Jaione Zabala über ihre Choreographie Path
Kulturwoche.at: Ihre Choreographie heißt "Path". War sein Weg "wunderlich"?
Jaione Zabala: Es gibt dieses Sprichwort "Wege entstehen dadurch, dass man sie geht". Mich hat also vor allem der Weg interessiert, den Fritz Wunderlich gegangen ist und diesen als Ausgangspunkt genommen, um von dort aus weiterzugehen, zu persönlichen Erinnerungen und Bildern. Ich fotografiere viel, und wenn ich an die Vergangenheit denke, erinnere ich mich in Momenten, in Augenblicken. Mein Stück hat daher nicht drei, sondern sieben Teile und ich wählte kürzere Musik, um Momente zu zeigen, so wie wir eben auf das Leben zurückblicken. So wählte ich letztendlich auch vor allem Musik wie Liszt und Chopin, die mich persönlich lange begleiteten. Einer dieser Momente ist z.B. der, am Anfang, wenn der Mann geht und die Frau alleine zurückbleibt. Sie bleibt alleine, aber es ist gleichzeitig auch ein Neubeginn. Ich dachte an Wunderlichs Mutter, die alleine blieb, nachdem sich ihr Mann das Leben genommen hatte. Oder auch Wunderlichs Frau, die nach seinem Tod übrigblieb. Und ich denke dabei zugleich auch an meine Mutter, denn mein Vater ist 2017 gestorben. Die Situationen sind unterschiedlich, aber wir Menschen haben dieselben Gefühle.
Fritz Wunderlich hätte ja, kurz vor Kriegsende, als Jugendlicher, noch einrücken müssen. Seine Mutter hatte ihn aber, sehr mutig, wieder aus dem Zug geholt. Es gibt daher auch einige Stellen, die auf den Zweiten Weltkrieg Bezug nehmen...

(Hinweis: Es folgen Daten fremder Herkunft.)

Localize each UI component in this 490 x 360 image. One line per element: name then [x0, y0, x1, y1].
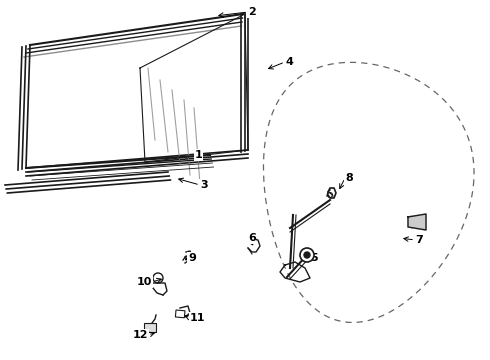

Ja, ich dachte an Wunderlichs Kindheit, die er in der Zeit des Krieges erlebte. Ich nahm Bäume auf, die projiziert werden, davor gehen Männer in einer Reihe. Sie sind wie Soldaten. Zuerst sind sie noch spielerisch, so wie junge Männer unter sich eben auch Spaß haben wenn sie von zu Hause fortfahren und es noch nicht ernst ist. Dann ersetzt langsam einer den anderen - und am Ende der sanften Musik bleiben nur zwei übrig. Für mich war das ein sehr starker Moment. Und dann fiel mir das Lied "Lilly Marleen" ein, das ich selbst oft gehört habe und damals ein Lied war, das alle gesungen haben. Alle, sowohl die Deutschen als auch die Alliierten. Und danach folgt eine fröhliche Jazz-Nummer, denn Wunderlich hatte eine Band, um Geld zu verdienen. Und es ist auch die Lebensfreude und der Erfolg, der Höhepunkt in seinem Leben, an dem es endete. Ich wählte hier moderne Menschen als Bezug zu uns heute. Man muss nicht alles verstehen. Ich möchte den Zusehern nicht sagen, was sie denken sollen, denn jeder Mensch ist und denkt anders und das ist sehr schön. Es genügt, die Schönheit darin zu sehen und es ist mehr eine Referenz wie der Gang durch das Leben.